O governo apresentou ao país cinco "pactos" como resposta à intensa onda de protestos com a qual a política brasileira tem convivido desde meados do mês de junho. Versam sobre responsabilidade fiscal, reforma política, mobilidade urbana, saúde e educação. Equívocos no assessoramento político presidencial pululam do episódio. Para começar, apenas o tema da mobilidade urbana surge como novidade no cenário de políticas em torno das quais o Estado brasileiro é instado a criar alternativas consensuais e consistentes. Todo o resto faz parte de um conjunto de pontos, em alguma medida, já pactuados pela sociedade. A lei de responsabilidade fiscal foi aprovada e tem sido a âncora institucional do consenso em torno da necessidade de se governar tendo o equilíbrio nas contas públicas como parâmetro básico de comportamento do agente público. O SUS, assim como os diferentes fundos de financiamento dos ensinos básico e médio, expressa o desejo coletivo de avançar no que tange o acesso de todos os brasileiros aos direitos fundamentais à saúde e à educação. Avançar mais nestes itens é uma questão de se governar bem. Não sendo boa a avaliação do governo em áreas consideradas vitais, reza o processo democrático, alternativas políticas são apresentadas e o eleitor opta por não reconduzir ao governo o partido ou coalizão de partidos responsável pela administração do país.

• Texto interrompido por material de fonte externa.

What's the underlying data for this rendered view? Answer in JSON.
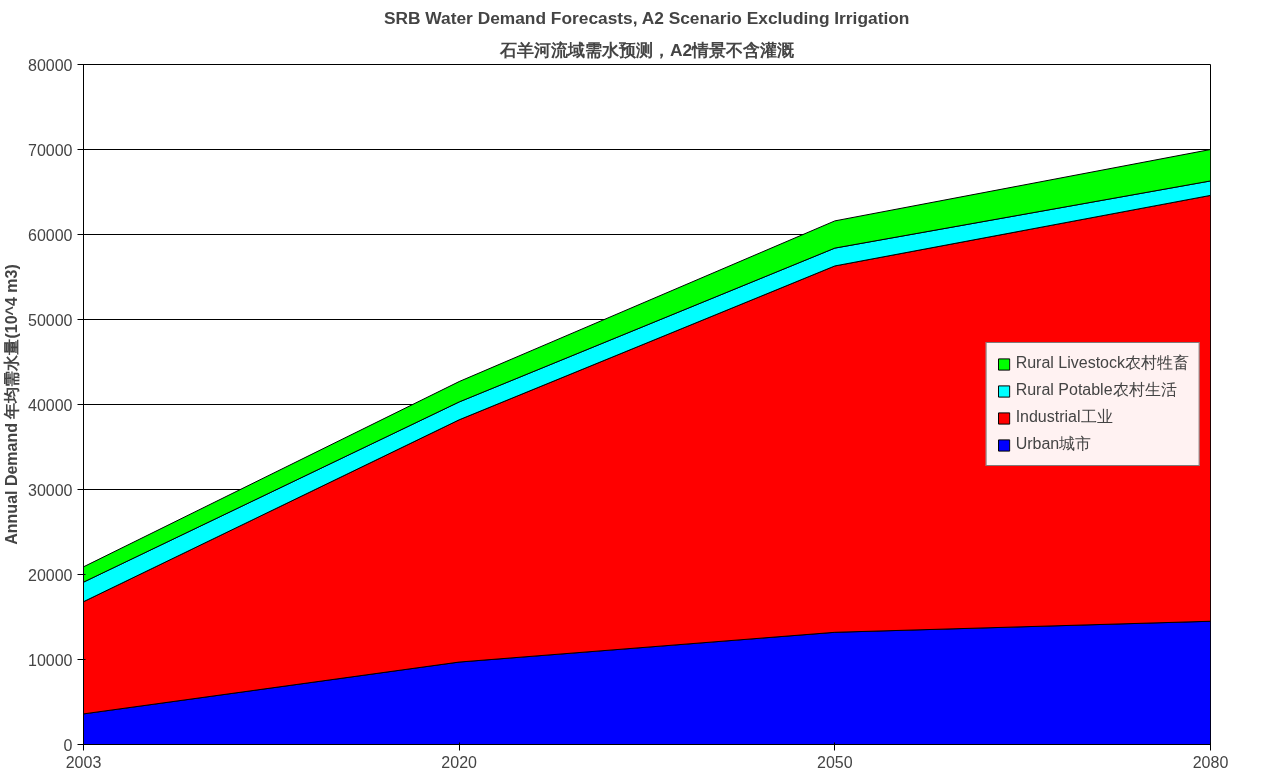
{
  "chart_data": {
    "type": "area",
    "stacked": true,
    "title": "SRB Water Demand Forecasts, A2 Scenario Excluding Irrigation",
    "subtitle": "石羊河流域需水预测，A2情景不含灌溉",
    "ylabel": "Annual Demand 年均需水量(10^4 m3)",
    "categories": [
      "2003",
      "2020",
      "2050",
      "2080"
    ],
    "series": [
      {
        "name": "Urban城市",
        "color": "#0000ff",
        "values": [
          3600,
          9700,
          13200,
          14500
        ]
      },
      {
        "name": "Industrial工业",
        "color": "#ff0000",
        "values": [
          13200,
          28500,
          43100,
          50100
        ]
      },
      {
        "name": "Rural Potable农村生活",
        "color": "#00ffff",
        "values": [
          2300,
          2100,
          2100,
          1700
        ]
      },
      {
        "name": "Rural Livestock农村牲畜",
        "color": "#00ff00",
        "values": [
          1800,
          2400,
          3200,
          3700
        ]
      }
    ],
    "ylim": [
      0,
      80000
    ],
    "yticks": [
      0,
      10000,
      20000,
      30000,
      40000,
      50000,
      60000,
      70000,
      80000
    ],
    "grid": "y",
    "legend": "right"
  }
}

A reforma política, por seu turno, também é em boa medida objeto de um pacto. O pacto de não promovê-la de forma açodada. Sim, não mexer nas instituições, a não ser de modo prudencial e por tentativa e erro, tem sido a solução de equilíbrio dada a intensidade do conflito em torno da questão, além, sobretudo, da enorme incerteza proveniente de eventuais mudanças nas regras que regem nosso processo eleitoral. Vejam bem: tal equilíbrio não advém do receio de parlamentares de mudarem as regras pelas quais se elegeram e das quais, portanto, supostamente se beneficiaram. O raciocínio é tão simples e claro, quanto falso. As taxas de renovação parlamentar no Brasil são relativamente altas, donde decorre que nenhum político se sente seguro em sua cadeira de congressista. O problema de mudar é outro e mais profundo.
Em primeiro lugar, os parlamentares sabem que nenhuma reforma será capaz de preencher a expectativa existente em torno do tema. Não existe exemplo de reforma do sistema eleitoral que tenha reduzido taxas de corrupção no interior do sistema político. Assim, eleva-se o risco de no médio prazo, e no suposto da aprovação de uma reforma qualquer, se aprofundar o descrédito popular nas instituições democráticas. Em segundo lugar, e talvez mais importante no horizonte de cálculo dos políticos, qualquer mudança de sistema produzirá efeitos incertos sobre suas condições de sobrevivência eleitoral. Sabe-se que mudanças de regimes majoritários para regimes proporcionais tendem a aumentar o pluralismo de partidos e, inversamente, a adoção de mecanismos majoritários acabam por reduzir a competitividade entre as agremiações. Todavia, os parlamentares, tomados individualmente, principalmente os do chamado baixo clero, não conhecem ex ante se suas chances de vitória aumentam ou diminuem na transição de um sistema para outro dado que estas dependem de diversos outros fatores associados à mudança e que se encontram fora de seu controle imediato.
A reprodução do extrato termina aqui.